No me vengan con que son errores. Los errores son humanos, tienen la decencia de sonar torpes, de corregirse. Esto no. Esto es mentira deliberada, fabricada con mimo, alimentada con millones de euros en publicidad institucional y sostenida por columnistas que hoy te escriben del bulo y mañana te venden un cambio de paradigma. A esta criatura no la llaman por su nombre porque en la estantería de los ministerios «bulo» suena feo. Allí se disfraza de «información contrastada», «mensaje oficial» o esa maravilla del neolenguaje: «narrativa comunicativa proactiva». Válgame San Válgame.

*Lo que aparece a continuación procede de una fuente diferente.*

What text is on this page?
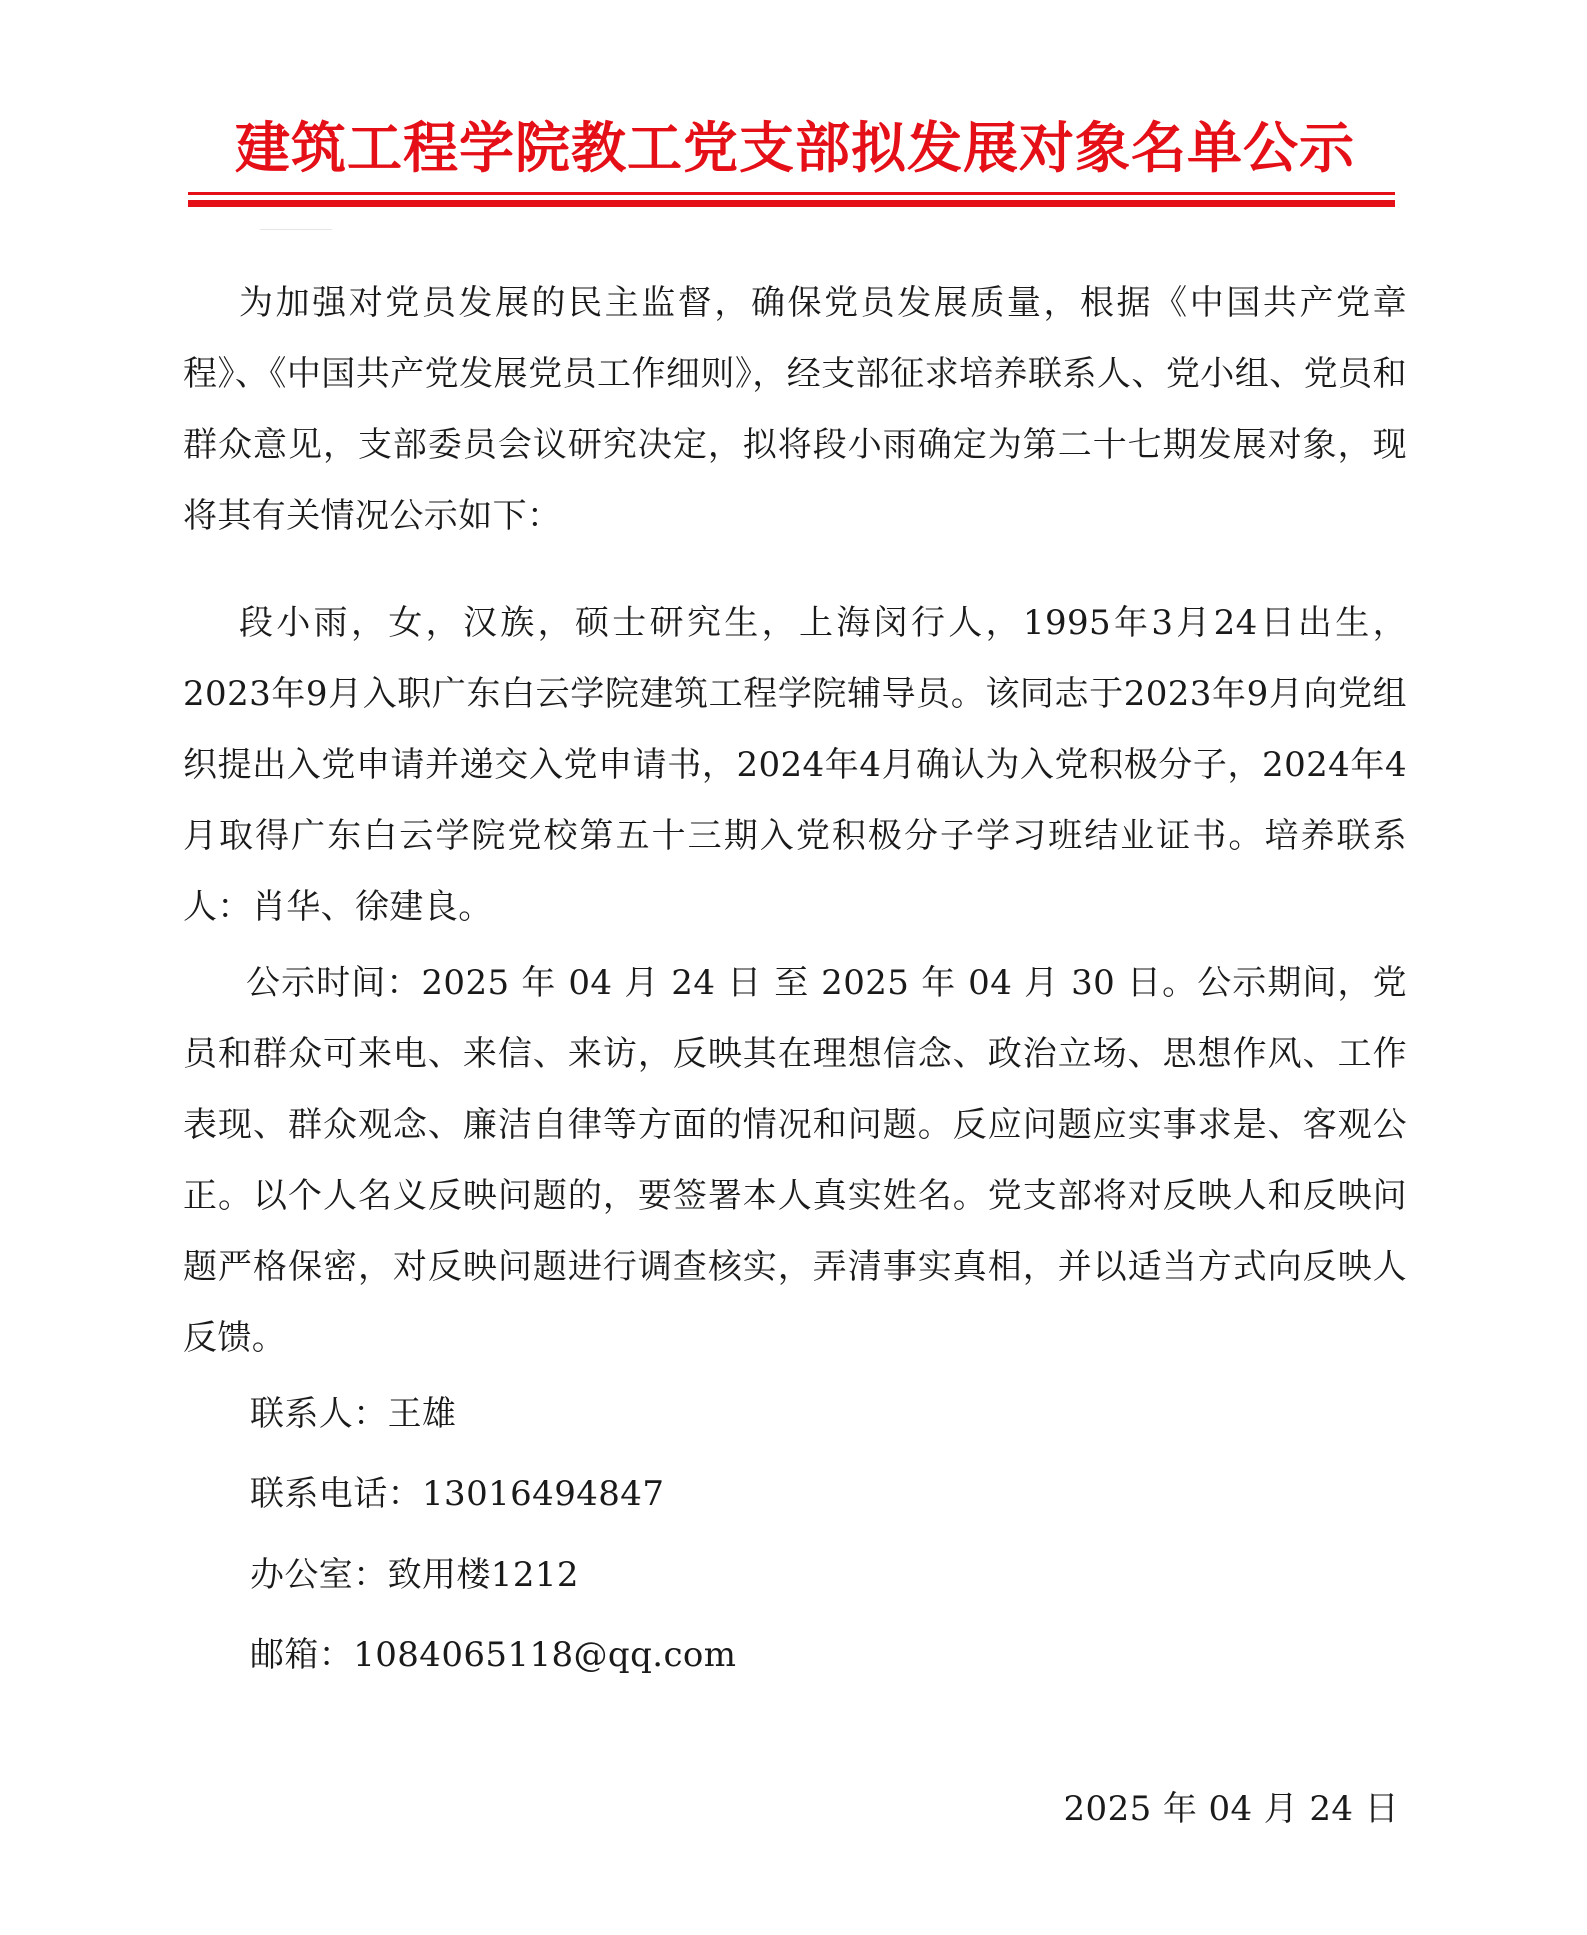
建筑工程学院教工党支部拟发展对象名单公示
为加强对党员发展的民主监督，确保党员发展质量，根据《中国共产党章程》、《中国共产党发展党员工作细则》，经支部征求培养联系人、党小组、党员和群众意见，支部委员会议研究决定，拟将段小雨确定为第二十七期发展对象，现将其有关情况公示如下：
段小雨，女，汉族，硕士研究生，上海闵行人，1995年3月24日出生，2023年9月入职广东白云学院建筑工程学院辅导员。该同志于2023年9月向党组织提出入党申请并递交入党申请书，2024年4月确认为入党积极分子，2024年4月取得广东白云学院党校第五十三期入党积极分子学习班结业证书。培养联系人：肖华、徐建良。
公示时间：2025 年 04 月 24 日 至 2025 年 04 月 30 日。公示期间，党员和群众可来电、来信、来访，反映其在理想信念、政治立场、思想作风、工作表现、群众观念、廉洁自律等方面的情况和问题。反应问题应实事求是、客观公正。以个人名义反映问题的，要签署本人真实姓名。党支部将对反映人和反映问题严格保密，对反映问题进行调查核实，弄清事实真相，并以适当方式向反映人反馈。
联系人：王雄
联系电话：13016494847
办公室：致用楼1212
邮箱：1084065118@qq.com
2025 年 04 月 24 日
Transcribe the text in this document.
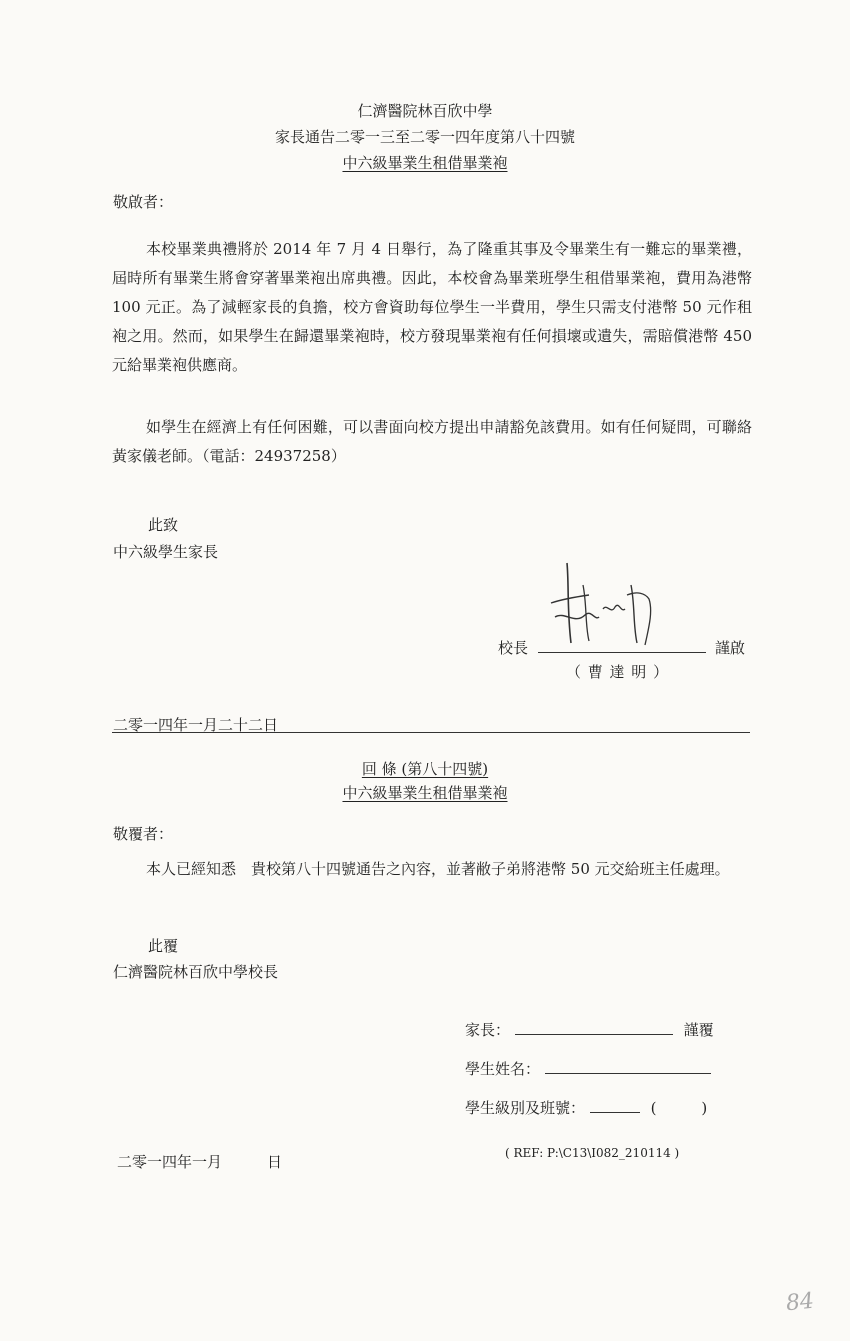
仁濟醫院林百欣中學
家長通告二零一三至二零一四年度第八十四號
中六級畢業生租借畢業袍
敬啟者：
本校畢業典禮將於 2014 年 7 月 4 日舉行，為了隆重其事及令畢業生有一難忘的畢業禮，屆時所有畢業生將會穿著畢業袍出席典禮。因此，本校會為畢業班學生租借畢業袍，費用為港幣 100 元正。為了減輕家長的負擔，校方會資助每位學生一半費用，學生只需支付港幣 50 元作租袍之用。然而，如果學生在歸還畢業袍時，校方發現畢業袍有任何損壞或遺失，需賠償港幣 450 元給畢業袍供應商。
如學生在經濟上有任何困難，可以書面向校方提出申請豁免該費用。如有任何疑問，可聯絡黃家儀老師。（電話：24937258）
此致
中六級學生家長
校長	謹啟
（ 曹 達 明 ）
二零一四年一月二十二日
回 條 (第八十四號)
中六級畢業生租借畢業袍
敬覆者：
本人已經知悉　貴校第八十四號通告之內容，並著敝子弟將港幣 50 元交給班主任處理。
此覆
仁濟醫院林百欣中學校長
家長：	謹覆
學生姓名：
學生級別及班號：	(　　　)
二零一四年一月　　　日	( REF: P:\C13\I082_210114 )
84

Conozco a estos bichos desde hace décadas. He visto cómo nacen, cómo se amasan en gabinetes de comunicación donde la ética se archiva junto al fax. Cómo se ensayan ante el espejo con sonrisa de presentador y mirada de experto neutral. Cómo se cuelan en los informativos con el beneplácito de directores de medios cuyo principal objetivo es cuadrar la subvención del trimestre. Los bulos se han institucionalizado, y eso los hace más peligrosos que nunca.

El bulo es esa mentira con pedigree que se pasea con arrogancia por los medios, disfrazada de verdad oficial y arropada por el aplauso explícito de quienes deberían desenmascararla

Ayer, durante horas, presenciamos uno de esos espectáculos que provocan sonrojo en cualquier país con mínimo sentido del decoro. Un desfile de Ministros y Ministras, claro, como loros entrenados, una versión de los hechos que no habría superado ni la criba de un periodista de primero. Y ahí estaban, en prime time, defendiendo lo indefendible, señalando al disidente, pintando de fascista a quien osaba preguntar. Y con la contumacia del rucio, horas después de ser descubierto, insistían en alimentar el bulo. Rectificar es de sabios. No rectificar y hacer como que nada ha ocurrido, de cobardes. Y no rectificar y persistir en el error y la mentira, una vez descubiertos, de miserables. El bulo, mientras tanto, sonreía desde su nuevo pedestal.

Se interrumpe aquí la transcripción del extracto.